Hari pertama yang disi dengan seminar seputar refleksi perjalanan ummat Islam sepanjang sejarah Bangsa Indonesia yang ternyata mempunyai ”Golden Age” dan fakta sejarah itu tertuang dalam pelbnagai pemikiran pemikir muslim Indonesia dan di”negara”kan dalam bentuk konstitusi tanpa serta merta merubah bangunan atau konsepsi NKRI itu sendiri. Karena seperti yang ditegaskan oleh Yusril Ihza Mahendra dalam seminar di sesi kedua ”Banyak hukum adat yang dimasukkan dalam undang-undang hukum di Indonesia tetapi tak serta merta merubah Konsepsi Negara Kesatuan Republik Indonesia sebagai Negara Adat ” maka menurut Yusril Ihza Mahendra ” Begitu juga dengan Syariah Islam, kita bisa masuk dengan merekonstruksi Undang-Undang yang telah ada hingga ia menjadi hukum Positif yang diberlakukan di Republik ini”

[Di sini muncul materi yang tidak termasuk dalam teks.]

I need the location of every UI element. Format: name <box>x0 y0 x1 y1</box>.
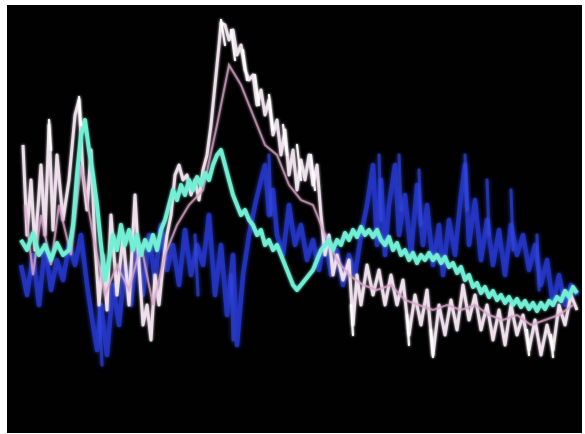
oscilloscope-display <box>7 5 582 433</box>
waveform-traces <box>18 18 579 367</box>
blue-streaks <box>97 153 541 367</box>
blue-waveform <box>18 162 579 358</box>
white-highlights <box>47 18 555 359</box>
cyan-waveform <box>19 118 579 313</box>
pink-waveform <box>24 62 574 327</box>
white-waveform <box>21 21 579 357</box>
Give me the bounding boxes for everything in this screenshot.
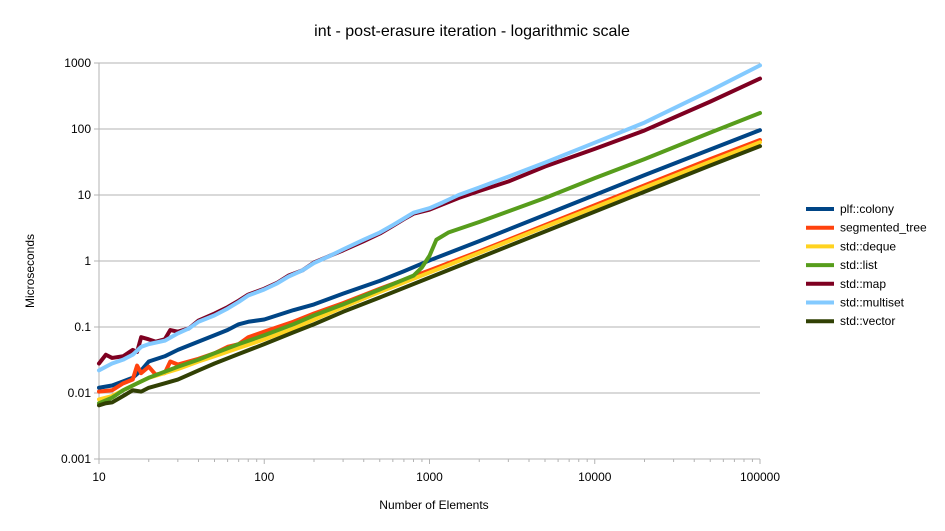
x-tick-label: 10 [92, 470, 106, 484]
y-tick-label: 1000 [64, 56, 91, 70]
x-tick-label: 100 [254, 470, 274, 484]
chart-title: int - post-erasure iteration - logarithm… [314, 23, 630, 40]
gridlines [94, 62, 760, 460]
legend-label-std-vector: std::vector [840, 314, 895, 328]
legend-label-plf-colony: plf::colony [840, 202, 894, 216]
y-tick-label: 1 [84, 254, 91, 268]
x-tick-label: 100000 [740, 470, 780, 484]
y-tick-label: 0.1 [74, 320, 91, 334]
x-tick-label: 1000 [416, 470, 443, 484]
series-lines [97, 63, 762, 408]
legend-label-std-deque: std::deque [840, 239, 896, 253]
legend-label-std-list: std::list [840, 258, 878, 272]
tick-labels: 0.001 0.01 0.1 1 10 100 1000 10 100 1000 10000 1000… [61, 56, 780, 484]
x-axis-label: Number of Elements [379, 498, 488, 512]
legend-label-segmented-tree: segmented_tree [840, 221, 927, 235]
series-line-plf-colony [97, 128, 762, 390]
y-tick-label: 10 [78, 188, 92, 202]
legend-label-std-multiset: std::multiset [840, 296, 905, 310]
y-axis-label: Microseconds [23, 234, 37, 308]
series-line-std-list [97, 110, 762, 406]
y-tick-label: 0.001 [61, 452, 91, 466]
series-line-std-vector [97, 144, 762, 408]
x-tick-label: 10000 [578, 470, 612, 484]
series-line-std-multiset [97, 63, 762, 373]
y-tick-label: 0.01 [68, 386, 92, 400]
series-line-segmented-tree [97, 138, 762, 394]
legend-label-std-map: std::map [840, 277, 886, 291]
y-tick-label: 100 [71, 122, 91, 136]
legend: plf::colonysegmented_treestd::dequestd::… [806, 202, 927, 328]
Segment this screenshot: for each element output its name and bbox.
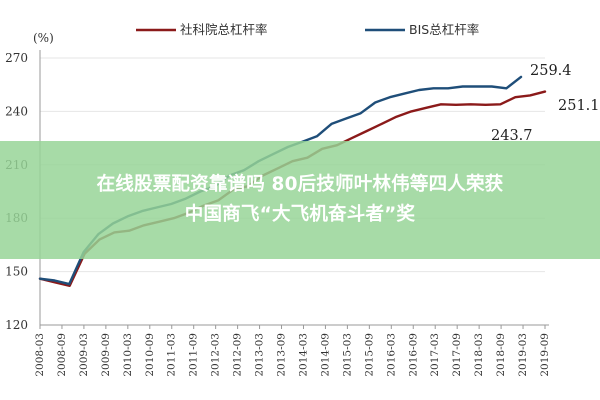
x-tick-labels: 2008-03 2008-09 2009-03 2009-09 2010-03 2010-… [34, 325, 551, 377]
x-tick-label: 2013-09 [276, 333, 288, 377]
x-tick-label: 2018-09 [495, 333, 507, 377]
legend-label: BIS总杠杆率 [409, 22, 479, 37]
x-tick-label: 2010-03 [122, 333, 134, 377]
x-tick-label: 2018-03 [473, 333, 485, 377]
x-tick-label: 2011-09 [188, 333, 200, 377]
y-tick-label: 150 [5, 265, 28, 279]
x-tick-label: 2019-09 [539, 333, 551, 377]
y-tick-label: 240 [5, 104, 28, 118]
legend-label: 社科院总杠杆率 [180, 22, 268, 37]
unit-label: (%) [33, 31, 54, 45]
x-tick-label: 2012-03 [210, 333, 222, 377]
y-tick-label: 120 [5, 318, 28, 332]
headline-line-2[interactable]: 中国商飞“大飞机奋斗者”奖 [184, 204, 416, 225]
headline-line-1[interactable]: 在线股票配资靠谱吗 80后技师叶林伟等四人荣获 [96, 174, 504, 195]
x-tick-label: 2013-03 [254, 333, 266, 377]
x-tick-label: 2012-09 [232, 333, 244, 377]
annotation-bis-end: 259.4 [530, 63, 572, 79]
annotation-cass-dip: 243.7 [491, 128, 533, 144]
x-tick-label: 2017-09 [451, 333, 463, 377]
x-tick-label: 2017-03 [429, 333, 441, 377]
annotation-cass-end: 251.1 [558, 98, 600, 114]
x-tick-label: 2014-09 [319, 333, 331, 377]
x-tick-label: 2019-03 [517, 333, 529, 377]
y-tick-label: 270 [5, 51, 28, 65]
x-tick-label: 2009-03 [78, 333, 90, 377]
x-tick-label: 2016-03 [385, 333, 397, 377]
news-headline-banner[interactable]: 在线股票配资靠谱吗 80后技师叶林伟等四人荣获 中国商飞“大飞机奋斗者”奖 [0, 141, 600, 259]
x-tick-label: 2008-09 [56, 333, 68, 377]
x-tick-label: 2015-03 [341, 333, 353, 377]
x-tick-label: 2015-09 [363, 333, 375, 377]
legend: 社科院总杠杆率 BIS总杠杆率 [136, 22, 479, 37]
x-tick-label: 2009-09 [100, 333, 112, 377]
x-tick-label: 2010-09 [144, 333, 156, 377]
x-tick-label: 2011-03 [166, 333, 178, 377]
x-tick-label: 2016-09 [407, 333, 419, 377]
x-tick-label: 2008-03 [34, 333, 46, 377]
x-tick-label: 2014-03 [297, 333, 309, 377]
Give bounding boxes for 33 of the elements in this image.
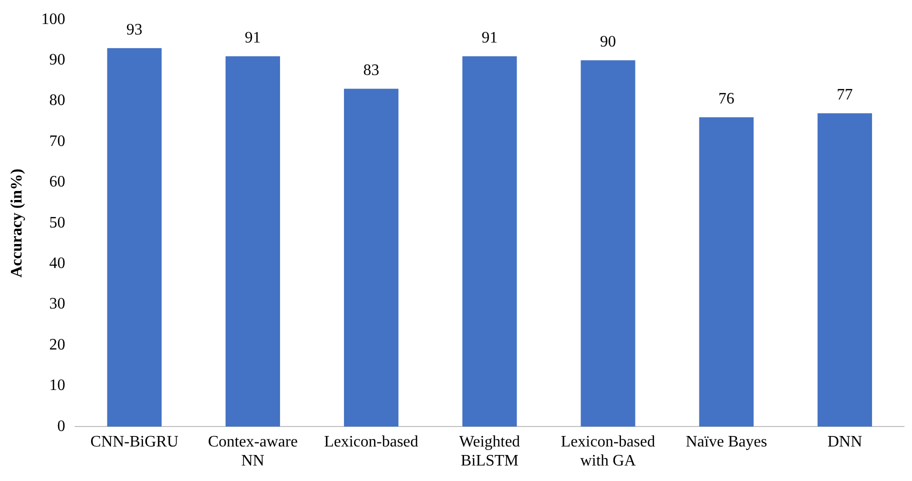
y-tick-label: 60 (49, 174, 66, 191)
data-label: 83 (363, 62, 380, 79)
data-label: 76 (718, 90, 734, 108)
y-tick-label: 30 (49, 296, 66, 313)
x-tick-label: Contex-aware NN (208, 433, 298, 470)
x-tick-label: CNN-BiGRU (90, 433, 179, 450)
bar (580, 60, 636, 427)
y-tick-label: 80 (49, 92, 66, 110)
bar (699, 117, 754, 427)
y-tick-label: 20 (49, 336, 66, 354)
x-tick-label: DNN (827, 433, 863, 450)
bar (226, 56, 280, 427)
bar (107, 48, 162, 427)
y-tick-label: 70 (49, 132, 66, 150)
y-tick-label: 0 (57, 418, 66, 435)
data-label: 93 (126, 21, 142, 38)
x-tick-label: Naïve Bayes (686, 433, 768, 450)
bar (462, 56, 517, 427)
y-axis-title: Accuracy (in%) (8, 168, 26, 278)
data-label: 91 (244, 29, 261, 46)
data-label: 77 (836, 86, 853, 104)
x-tick-label: Lexicon-based (324, 433, 418, 450)
y-tick-label: 10 (49, 377, 66, 394)
bar (818, 113, 872, 427)
x-tick-label: Lexicon-based with GA (560, 433, 656, 470)
y-tick-label: 90 (49, 52, 66, 69)
y-tick-label: 40 (49, 255, 66, 272)
y-tick-label: 50 (49, 214, 66, 232)
data-label: 90 (600, 34, 616, 51)
x-tick-label: Weighted BiLSTM (459, 433, 520, 470)
data-label: 91 (482, 29, 498, 46)
bar (344, 88, 398, 427)
y-tick-label: 100 (41, 10, 66, 28)
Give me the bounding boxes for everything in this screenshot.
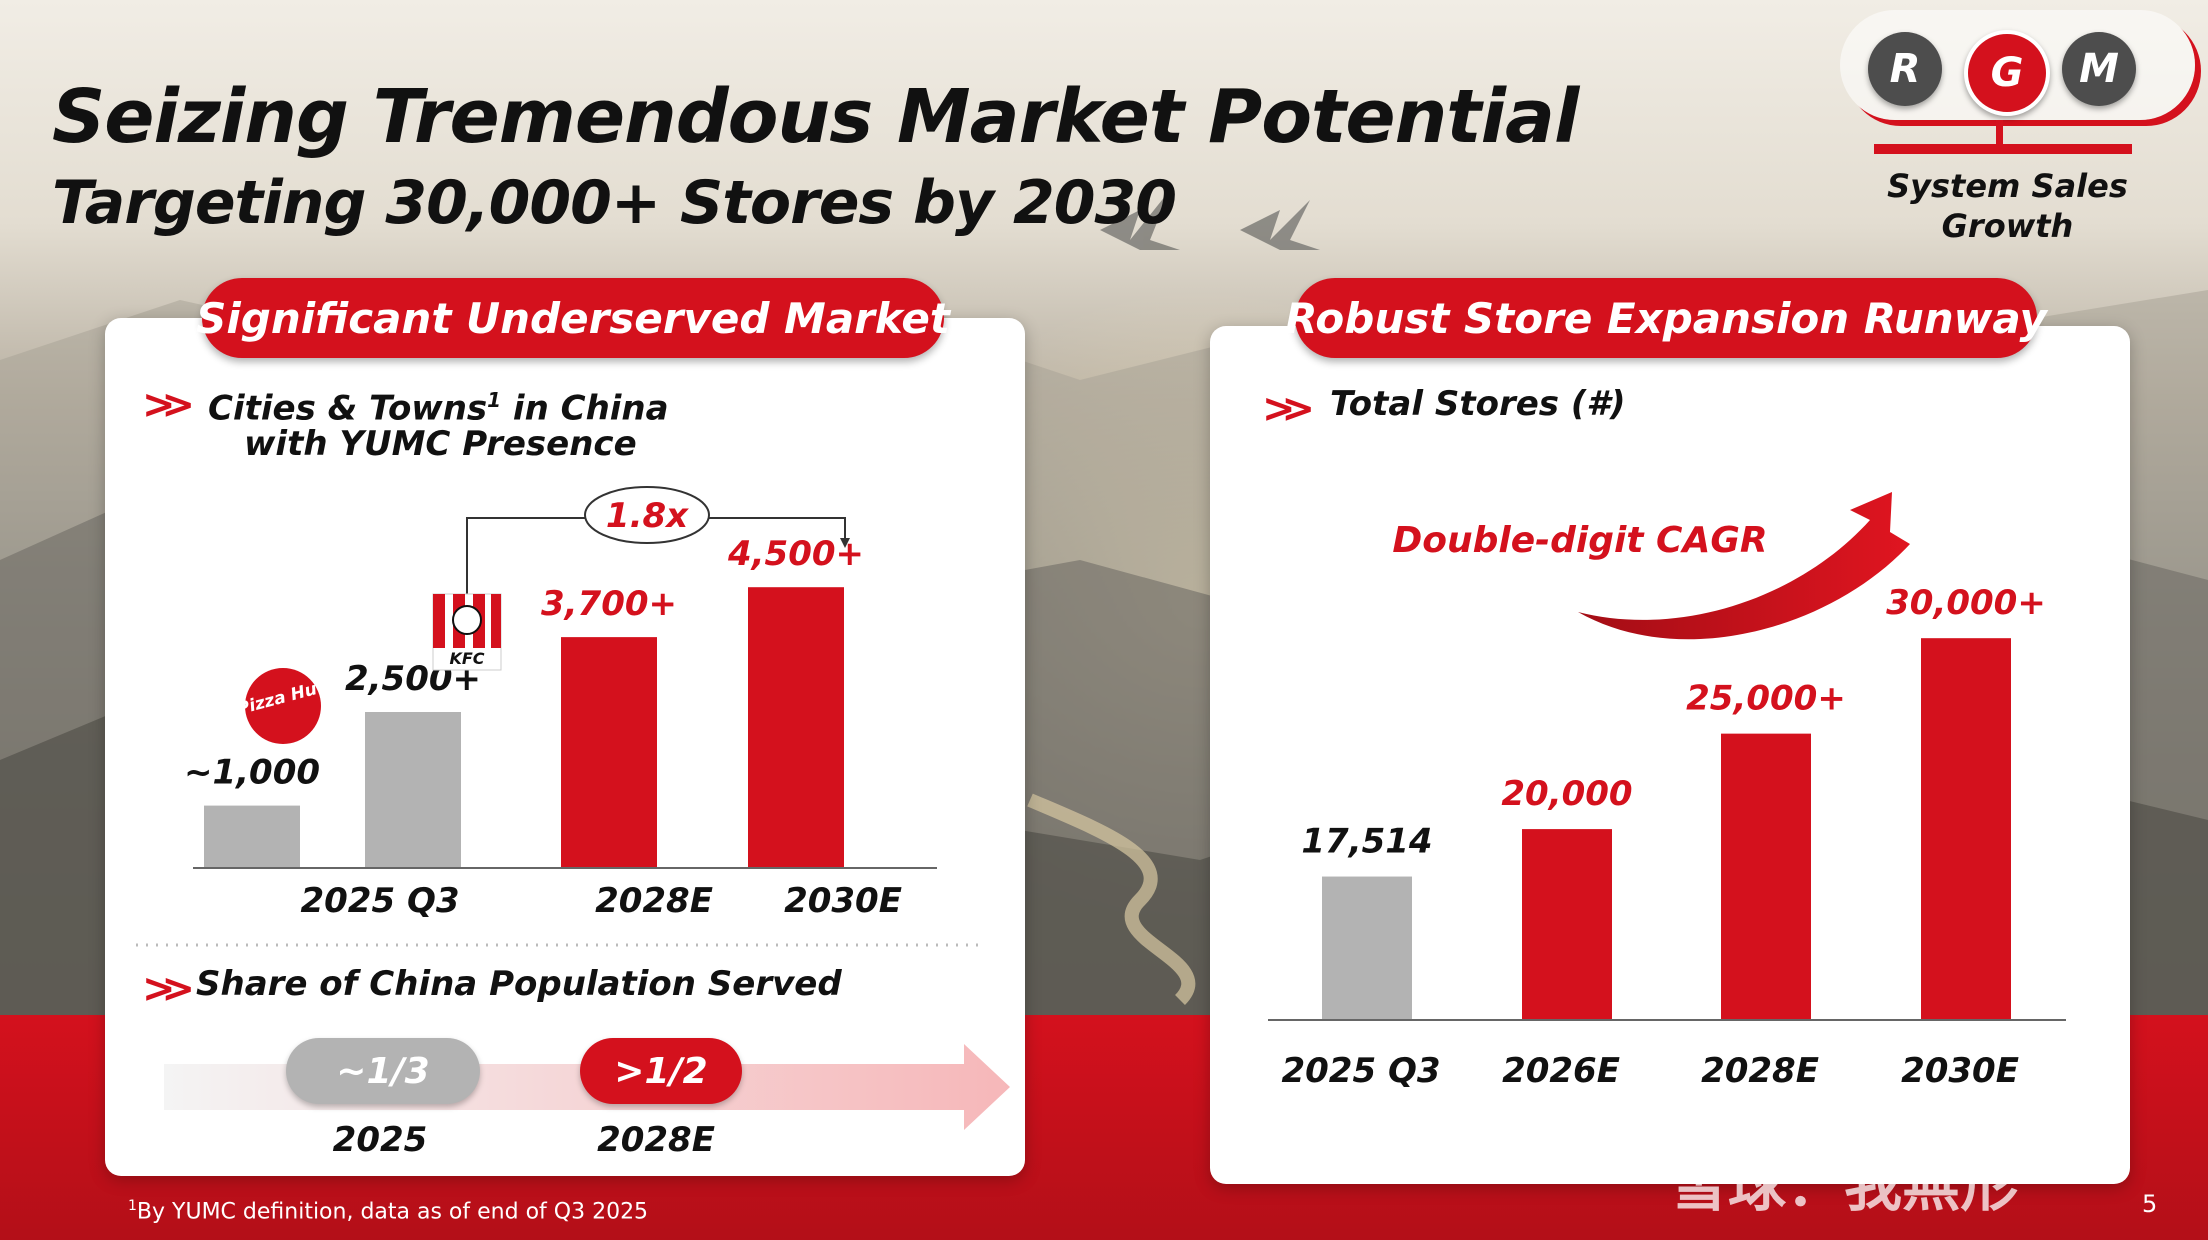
rgm-label: System Sales Growth	[1880, 166, 2135, 246]
rgm-label-line1: System Sales	[1887, 167, 2128, 205]
data-label: 20,000	[1501, 774, 1632, 814]
x-label: 2028E	[595, 881, 713, 921]
bar	[1721, 733, 1811, 1020]
population-year: 2025	[332, 1120, 428, 1160]
growth-multiple-oval	[584, 486, 710, 544]
x-label: 2028E	[1701, 1051, 1819, 1091]
data-label: 3,700+	[541, 584, 677, 624]
x-label: 2026E	[1502, 1051, 1620, 1091]
data-label: 25,000+	[1686, 679, 1846, 719]
page-subtitle: Targeting 30,000+ Stores by 2030	[52, 168, 1177, 238]
population-share-2025: ~1/3	[286, 1038, 480, 1104]
data-label: 4,500+	[727, 534, 864, 574]
rgm-underline	[1874, 144, 2132, 154]
bar	[204, 805, 300, 868]
bar	[561, 637, 657, 868]
right-panel-heading: Robust Store Expansion Runway	[1285, 278, 2047, 358]
bar	[1322, 876, 1412, 1020]
chevron-right-icon: >>	[1262, 386, 1315, 432]
growth-bracket-line	[709, 517, 846, 540]
footnote-marker: 1	[487, 388, 502, 412]
data-label: 17,514	[1301, 822, 1432, 862]
population-share-2028: >1/2	[580, 1038, 742, 1104]
crane-birds	[1100, 190, 1320, 250]
rgm-badge: R G M	[1840, 10, 2195, 120]
arrow-down-icon	[840, 538, 850, 548]
footnote-marker: 1	[128, 1198, 137, 1214]
page-number: 5	[2142, 1190, 2158, 1218]
cagr-label: Double-digit CAGR	[1392, 520, 1767, 561]
page-title: Seizing Tremendous Market Potential	[52, 74, 1579, 160]
kfc-logo-text: KFC	[449, 649, 484, 668]
growth-multiple-label: 1.8x	[606, 496, 689, 536]
cities-section-title: Cities & Towns1 in China	[208, 378, 669, 430]
section-divider	[136, 943, 984, 947]
cities-title-end: in China	[501, 388, 669, 429]
x-label: 2025 Q3	[1281, 1051, 1440, 1091]
x-label: 2030E	[784, 881, 902, 921]
data-label: ~1,000	[184, 753, 320, 793]
cagr-arrow-icon	[1578, 492, 1910, 640]
footnote: 1By YUMC definition, data as of end of Q…	[128, 1198, 648, 1224]
kfc-logo-icon: KFC	[432, 593, 502, 671]
data-label: 30,000+	[1886, 583, 2046, 623]
watermark: 雪球：我無形	[1670, 1151, 2019, 1219]
total-stores-title: Total Stores (#)	[1330, 384, 1626, 424]
bar	[1921, 638, 2011, 1020]
population-year: 2028E	[597, 1120, 715, 1160]
left-panel-heading: Significant Underserved Market	[196, 278, 950, 358]
rgm-connector	[1996, 120, 2003, 144]
pizza-hut-logo-icon: Pizza Hut	[235, 668, 328, 744]
x-label: 2025 Q3	[300, 881, 459, 921]
population-section-title: Share of China Population Served	[196, 964, 842, 1004]
rgm-m-circle: M	[2062, 32, 2136, 106]
chevron-right-icon: >>	[142, 966, 195, 1012]
chevron-right-icon: >>	[142, 382, 195, 428]
total-stores-bar-chart: Double-digit CAGR 17,514 2025 Q3 20,000 202…	[1268, 492, 2066, 1091]
growth-bracket-line	[466, 517, 585, 594]
bar	[1522, 829, 1612, 1020]
rgm-r-circle: R	[1868, 32, 1942, 106]
rgm-label-line2: Growth	[1941, 207, 2074, 245]
rgm-g-circle: G	[1964, 30, 2050, 116]
x-label: 2030E	[1901, 1051, 2019, 1091]
bar	[748, 587, 844, 868]
footnote-text: By YUMC definition, data as of end of Q3…	[136, 1199, 649, 1225]
bar	[365, 712, 461, 868]
cities-section-subtitle: with YUMC Presence	[244, 424, 637, 464]
cities-title-text: Cities & Towns	[208, 388, 488, 429]
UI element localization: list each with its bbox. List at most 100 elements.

Di Bidang Ekonomi, Tampil sebagai pembicara Bambang Soetrisno, mewakili Asbisindo,Asosiasi Bank Syariah Indonesia, memaparkan perkembangan Ekonomi Syariah di Indonesia yang sarat dengan euforia Ekonomi Syariah dari mulai terujinya sistem Perbankan Syariah di masa Krisis Ekonomi Global  hingga mampu membuktikan dirinya tampil pro rakyat dan sektor pertanian dengan FDR di atas 100 % . Tentu saja ketika oleh moderator dibuka sesi tamnya jawab, tangan-tangan mengacung bermunculan dan pertanyaan yang dilontarkan penuh nuansa keunikkan dan rasa penasaran yang tinggi terhadap Ekonomi Islam. Seperti yang tampak dari seorang penanya dari GAMAIS ITB, yang ikut bertanya seputar korelasi Dinar Dirham dengan Ekonomi Syariah an pertanyaan lainnya yang mencerminkan penasaran serta ghirah tinggi pada sistem Ekonomi Islam yang seharusnya oleh Pemerintah dijadikan solusi total krisis Ekonomi Global dan tak hanya bermain di wilayah periphery atau sama sekali terdistorsi sama dengan Perbankan Syariah.

Di Bidang Kepemudaan dan Mahasiswa, tampil sebagai pembicara ketiga adalah Akhina Ahmad Setiabudi, Ketua Umum SALAM UI, menyampaikan pandangannya seputar dunia Pemuda dan Mahasiswa yang selalu menjadi garda terdepan perubahan di dunia termasuk mempercepat perbaikan segala sektor. Selain itu Akhina Ahmad Setiabudi memaparkan pula keterkaitan antara sifat manusia Indonesia dengan aspek sejarah bangsa Indonesia yang selama tiga setengah abad dalam cengkaraman penjajahan kolonial dengan sikap manusia Indonesia yang boleh jadi ada keterkaitannya, yang menurut beliau, tampak pada kasus korupsi sebagai warisan penjajah yang hingga kini masih dipraktikan.

Pada hari kedua, saya baru sampai ke Universitas Indonesia pas waktu Zuhur dan menyempatkan sejenak bersembahyang Zuhur di Masjid Ukhuwwah Islamiyah UI. Selang beberapa saat setelah jua mendengarkan kuliah Zuhur dan makan, saya kembali bergegas ke tempat acara di Aula Djoko Soetono Fakultas Hukum Universitas Indonesia untuk kembali mengikuto rangkaian sesi dari Konferensi Mahasiswa Muslim Indonesia. Pukul 13.30, Konferensi kembali dibuka dengan sidang masing-masing komisi. Di antara komisi-komisi itu adalah : Ekonomi, Sosial Budaya Keagamaan,Politik dan Hukum. Saya yangs sebelumnya tidak ikut dalam pembagian sidang komisi di hari pertama dipersilakan untuk bergabung dengan bagian komisi Ekonomi setelah melihat identitas saya sebagai mahasiswa dari sebuah Sekolah Tinggi Ekonomi Islam oleh panitia.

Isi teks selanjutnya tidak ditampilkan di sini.